I too thought I'd need the TE signal to do this, but I found a better way: the Get_ScanLine command.
This is better for 2 reasons. First, I don't lose a Prop pin. Second, it tells me exactly what scanline it's on, not just when it gets to some certain line.
So, that's the main trick. Also, I have a quick cursor draw function, a ScreenToHub function and a HubToScreen funtion. All these pieces make it work very well...
Thanks for those specific details regarding your tricks. I intended to just casually ask; hope I didn't cut into any of your "trade secrets" (though you're so far ahead that any revealed trade secrets would leave people like me in the dust). And, certainly, I wholly trust you in your saying that the cursor movement is "rock solid" with "zero flicker." I can easily imagine the cursor smoothly gliding along (via your clever software); no video evidence would add to that. Thanks again for your comments. And Congrats again!
I ran into some problems with flicker on the mouse and would be interesting in hearing how you solved this. If the mouse cursor happens to move more than the width of the cursor itself (?16 pixels) then all you can do is erase it and redraw it. But that doesn't tend to look like flicker.
The problem is where it moves less than 16 pixels. Say you move it one pixel to the right. The simple code solution is to erase it and redraw it and that is what causes the flicker. Another way is to look at which pixels change. If the cursor is white (say) and it moves to the right, most of the pixels remain white. Only the ones on the edge change. So there is no need to erase and redraw those pixels that do not change.

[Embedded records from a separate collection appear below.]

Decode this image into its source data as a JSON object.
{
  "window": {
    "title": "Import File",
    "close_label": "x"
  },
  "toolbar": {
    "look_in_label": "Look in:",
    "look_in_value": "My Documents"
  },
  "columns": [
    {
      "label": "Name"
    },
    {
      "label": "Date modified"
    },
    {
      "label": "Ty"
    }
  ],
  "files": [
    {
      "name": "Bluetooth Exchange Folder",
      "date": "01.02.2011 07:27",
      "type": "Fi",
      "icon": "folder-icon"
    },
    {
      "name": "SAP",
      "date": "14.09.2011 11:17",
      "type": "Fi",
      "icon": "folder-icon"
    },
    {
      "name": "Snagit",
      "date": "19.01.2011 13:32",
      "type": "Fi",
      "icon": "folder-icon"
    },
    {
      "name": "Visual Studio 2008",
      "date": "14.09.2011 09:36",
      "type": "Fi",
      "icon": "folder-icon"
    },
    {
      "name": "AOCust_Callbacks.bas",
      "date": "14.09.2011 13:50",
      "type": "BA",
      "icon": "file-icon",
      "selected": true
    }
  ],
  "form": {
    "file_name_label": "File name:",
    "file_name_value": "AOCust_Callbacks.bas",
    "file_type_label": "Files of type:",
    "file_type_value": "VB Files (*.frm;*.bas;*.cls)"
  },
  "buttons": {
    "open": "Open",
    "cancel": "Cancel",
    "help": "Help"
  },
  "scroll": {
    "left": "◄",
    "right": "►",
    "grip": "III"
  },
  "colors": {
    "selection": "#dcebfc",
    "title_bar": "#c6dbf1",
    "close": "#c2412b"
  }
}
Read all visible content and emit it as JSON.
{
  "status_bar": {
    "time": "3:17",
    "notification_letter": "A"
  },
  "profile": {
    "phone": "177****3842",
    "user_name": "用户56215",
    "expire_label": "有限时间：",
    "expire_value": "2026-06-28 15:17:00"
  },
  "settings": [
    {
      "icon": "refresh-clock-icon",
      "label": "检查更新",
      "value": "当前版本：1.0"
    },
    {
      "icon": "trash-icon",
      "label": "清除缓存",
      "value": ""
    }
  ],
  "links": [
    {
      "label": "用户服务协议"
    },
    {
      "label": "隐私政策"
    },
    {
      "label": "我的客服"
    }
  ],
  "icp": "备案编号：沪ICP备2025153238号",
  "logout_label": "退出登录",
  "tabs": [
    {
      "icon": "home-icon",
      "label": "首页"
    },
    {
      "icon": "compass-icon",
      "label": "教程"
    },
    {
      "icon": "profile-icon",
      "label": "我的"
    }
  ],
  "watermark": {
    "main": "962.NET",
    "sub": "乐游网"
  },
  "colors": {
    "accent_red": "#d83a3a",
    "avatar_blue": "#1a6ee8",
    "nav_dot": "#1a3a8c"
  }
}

The code becomes more complicated though as you have to test every pixel. I think there might be some xor solutions with the pixel and the background but I never really understood that part of gaming graphics when I was a kid. Must go back and re study it!
The problem I came up against (which may not apply in your case) is that writing individual pixels ends up slower than writing out tiles. Refreshing the mouse cursor one pixel at a time is too slow. In the 'olden days' usually some of the microprocessor ram was dedicated to video ram and so you could poke values into the ram and hence onto the screen very fast. I guess it comes back to the pipeline speed - how fast can you send data from the propeller to the display - esp wrt to serial vs 8 bit vs 16 bit pipeline.
What would be nice is if it were possible to offload some of these graphics functions (like xor and tile moves) somehow to the graphics chip, but I don't know if that would be possible. The gamers on this forum might be able to add something there.
BTW - brilliant Paint program. Keep up the good work!
1. Get new mouse position
2. Copy the screen area where the mouse will go to buffer in HUB
3. Draw cursor, pixel by pixel
4. Poll SSD1963's current output line until it is far from where want to draw
5. Paint over the mouse using data from that buffer in HUB
I look forward to the next update
What's the latest development on this VGA sheild. Is it ready for sale yet?
Tim
Bad news is that this is behind my earlier, more optomistic schedule.
Still, I hope to have some for sale in 2 weeks.